= System Open Market Account =

Asset portfolio of the US Federal Reserve

The System Open Market Account (SOMA) is a financial portfolio managed by the Federal Reserve Bank of New York that holds the assets it has purchased through open market operations (OMOs) in the course of carrying out monetary policy. Through SOMA transactions, the Federal Reserve System influences interest rates and the amount of reserves in the US banking system. Income from SOMA assets also provides funding for the Federal Reserve's activities, which are not funded by Congress. The Federal Open Market Committee (FOMC) instructs the Reserve Bank of New York as to how it should use the SOMA to support monetary policy.

==Purpose==
SOMA's primary purpose is to assist the New York Fed in carrying out open market operations (OMOs) and foreign exchange interventions (the U.S. Treasury, in consultation with the Federal Reserve System, is responsible for setting U.S. exchange rate policy). The U.S. monetary authorities—the Treasury and the Fed—may intervene in the foreign exchange market to counter disorderly market conditions, using funds that belong to the Federal Reserve and to the Exchange Stabilization Fund (ESF) of the Treasury Department.
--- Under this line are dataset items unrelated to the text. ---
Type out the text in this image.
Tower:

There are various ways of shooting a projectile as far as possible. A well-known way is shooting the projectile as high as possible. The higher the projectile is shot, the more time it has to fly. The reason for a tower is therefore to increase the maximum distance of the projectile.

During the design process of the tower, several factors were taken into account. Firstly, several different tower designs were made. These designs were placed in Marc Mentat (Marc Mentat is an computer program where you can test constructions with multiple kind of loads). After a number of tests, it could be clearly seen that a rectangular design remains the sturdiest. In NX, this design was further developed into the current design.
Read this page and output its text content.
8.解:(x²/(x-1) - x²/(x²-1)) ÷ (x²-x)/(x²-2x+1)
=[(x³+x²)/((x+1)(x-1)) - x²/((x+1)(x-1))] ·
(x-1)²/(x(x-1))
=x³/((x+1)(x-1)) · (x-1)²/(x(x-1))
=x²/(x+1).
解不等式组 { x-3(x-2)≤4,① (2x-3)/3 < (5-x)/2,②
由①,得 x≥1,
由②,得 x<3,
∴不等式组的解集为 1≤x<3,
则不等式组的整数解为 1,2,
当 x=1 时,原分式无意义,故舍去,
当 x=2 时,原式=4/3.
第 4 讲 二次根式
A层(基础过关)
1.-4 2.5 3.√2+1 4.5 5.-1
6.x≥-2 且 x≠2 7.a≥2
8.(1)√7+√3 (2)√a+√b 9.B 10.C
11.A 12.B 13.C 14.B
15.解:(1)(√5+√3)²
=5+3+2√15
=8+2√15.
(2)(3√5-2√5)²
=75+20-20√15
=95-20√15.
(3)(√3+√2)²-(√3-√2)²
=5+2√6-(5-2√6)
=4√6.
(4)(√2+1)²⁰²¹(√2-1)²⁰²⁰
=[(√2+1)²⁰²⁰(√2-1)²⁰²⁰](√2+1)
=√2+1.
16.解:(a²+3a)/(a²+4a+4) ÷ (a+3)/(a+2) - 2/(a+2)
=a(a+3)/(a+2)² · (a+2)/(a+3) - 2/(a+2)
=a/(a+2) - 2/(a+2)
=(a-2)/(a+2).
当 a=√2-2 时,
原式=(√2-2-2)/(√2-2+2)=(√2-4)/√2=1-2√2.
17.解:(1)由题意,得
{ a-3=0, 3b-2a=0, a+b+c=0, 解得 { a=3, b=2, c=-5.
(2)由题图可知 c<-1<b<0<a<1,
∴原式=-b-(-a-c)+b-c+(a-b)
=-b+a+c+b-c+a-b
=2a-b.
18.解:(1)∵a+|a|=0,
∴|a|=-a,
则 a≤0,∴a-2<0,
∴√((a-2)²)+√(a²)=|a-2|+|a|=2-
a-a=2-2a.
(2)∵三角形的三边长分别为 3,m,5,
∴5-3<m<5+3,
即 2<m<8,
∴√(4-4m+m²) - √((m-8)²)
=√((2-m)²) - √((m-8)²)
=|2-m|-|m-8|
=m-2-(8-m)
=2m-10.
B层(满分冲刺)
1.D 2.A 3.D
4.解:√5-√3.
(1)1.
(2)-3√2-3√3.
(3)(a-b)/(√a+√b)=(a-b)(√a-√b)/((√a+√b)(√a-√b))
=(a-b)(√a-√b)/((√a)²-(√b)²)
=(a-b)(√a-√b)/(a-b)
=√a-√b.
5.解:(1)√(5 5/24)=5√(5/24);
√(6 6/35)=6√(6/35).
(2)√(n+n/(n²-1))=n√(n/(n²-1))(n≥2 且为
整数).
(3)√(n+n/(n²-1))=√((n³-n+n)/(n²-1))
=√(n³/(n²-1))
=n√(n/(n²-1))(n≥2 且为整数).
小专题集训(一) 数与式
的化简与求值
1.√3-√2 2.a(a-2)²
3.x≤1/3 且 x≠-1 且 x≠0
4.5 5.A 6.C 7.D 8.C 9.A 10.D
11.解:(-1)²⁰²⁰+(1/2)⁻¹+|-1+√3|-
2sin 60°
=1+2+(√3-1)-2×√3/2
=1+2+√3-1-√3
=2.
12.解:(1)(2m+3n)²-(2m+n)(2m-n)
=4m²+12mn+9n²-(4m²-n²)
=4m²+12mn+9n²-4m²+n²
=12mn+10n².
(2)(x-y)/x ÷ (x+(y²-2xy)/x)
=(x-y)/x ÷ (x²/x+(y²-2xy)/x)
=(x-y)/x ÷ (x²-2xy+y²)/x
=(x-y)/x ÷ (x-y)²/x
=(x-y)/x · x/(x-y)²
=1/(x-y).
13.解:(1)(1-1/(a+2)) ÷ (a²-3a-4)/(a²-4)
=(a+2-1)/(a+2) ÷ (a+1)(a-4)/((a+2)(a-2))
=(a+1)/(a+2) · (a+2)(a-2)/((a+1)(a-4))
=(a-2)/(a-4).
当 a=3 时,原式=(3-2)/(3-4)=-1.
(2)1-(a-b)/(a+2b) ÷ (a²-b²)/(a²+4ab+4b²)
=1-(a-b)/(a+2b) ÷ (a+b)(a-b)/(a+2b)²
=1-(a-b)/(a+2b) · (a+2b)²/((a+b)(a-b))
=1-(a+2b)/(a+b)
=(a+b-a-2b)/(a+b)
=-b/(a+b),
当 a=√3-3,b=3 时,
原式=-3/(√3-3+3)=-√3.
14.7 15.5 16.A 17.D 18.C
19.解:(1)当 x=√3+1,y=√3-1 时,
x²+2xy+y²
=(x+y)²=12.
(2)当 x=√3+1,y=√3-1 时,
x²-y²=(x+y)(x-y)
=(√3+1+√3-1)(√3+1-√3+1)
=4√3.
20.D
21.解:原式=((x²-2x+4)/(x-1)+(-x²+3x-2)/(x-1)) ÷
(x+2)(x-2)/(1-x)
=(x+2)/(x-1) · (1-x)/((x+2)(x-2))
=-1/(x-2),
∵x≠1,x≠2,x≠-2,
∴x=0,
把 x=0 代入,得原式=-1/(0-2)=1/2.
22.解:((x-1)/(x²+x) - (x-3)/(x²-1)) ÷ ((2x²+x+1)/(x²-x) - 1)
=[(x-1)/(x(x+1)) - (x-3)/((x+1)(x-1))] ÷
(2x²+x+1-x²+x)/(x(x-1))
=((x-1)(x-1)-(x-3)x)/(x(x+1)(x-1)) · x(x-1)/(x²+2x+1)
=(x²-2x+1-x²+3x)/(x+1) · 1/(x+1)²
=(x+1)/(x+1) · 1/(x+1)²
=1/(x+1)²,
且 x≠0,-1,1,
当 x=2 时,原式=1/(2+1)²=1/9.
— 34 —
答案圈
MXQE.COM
Following the 2008 financial crisis and the Great Recession, the FOMC "increased the size and adjusted the composition of the SOMA portfolio in efforts to promote the Committee’s mandate to foster maximum employment and price stability".

SOMA securities serve three purposes:
- Collateral for U.S. currency in circulation and other reserve factors that show up as liabilities on the Fed's balance sheet
- A tool for the Fed's management of reserve balances
- A tool for achieving the Fed's macroeconomic objectives

==Composition and management==
The SOMA is subdivided into domestic and foreign portfolios. As of the end of 2023, the value of the domestic portfolio was stated as $7.5 trillion (amortized cost), including $5 trillion in Treasury securities and $2.5 trillion in agency securities. The foreign portfolio held $20 billion in assets at fair market value. Interest on the portfolio provides virtually all of the Fed's income, but the central bank buys and sells securities purely to implement U.S. monetary policy and not for profit.

Each Reserve Bank's participation share in the SOMA is determined during the system's annual settlement of balances. The settlement process makes use of the system's gold certificates that, despite the abandonment of the gold standard in the 20th century, still have a nominal role in backing US currency. Participation in the foreign portfolio is determined first by allocating each Reserve Bank a share in proportion to its year-end capital and surplus. The change from the previous share is offset with an adjustment to the Reserve Bank's clearing balance with the rest of the system. Next, each Reserve Bank calculates its average daily clearing balance during the past year. It adjusts its ownership of the gold certificates by that amount and makes an offsetting adjustment to its current clearing balance. Finally, each Reserve Bank adjusts its gold certificate ownership again so that the ratio of its ownership to its outstanding Federal Reserve Notes matches the systemwide ratio, and makes an offsetting adjustment to its share of the domestic portfolio. The resulting share percentages are then effective for the following year.

The New York Fed has an open data web page that allows people to export historical data of SOMA holdings from 2003 to the present as a Microsoft Excel spreadsheet. SOMA holdings data is updated weekly.

==Balance history==
The size of the SOMA portfolio has fluctuated according to the demands of monetary policy. From a value of $800 billion at the end of 2007 it increased to a post-crisis peak of $4.2 trillion in January 2014 before the Federal Reserve started to unwind it in 2018. The COVID-19 pandemic interrupted that process, and the account increased again to a peak of $8.5 trillion in April 2022, then proceeded to unwind again at a faster pace than before.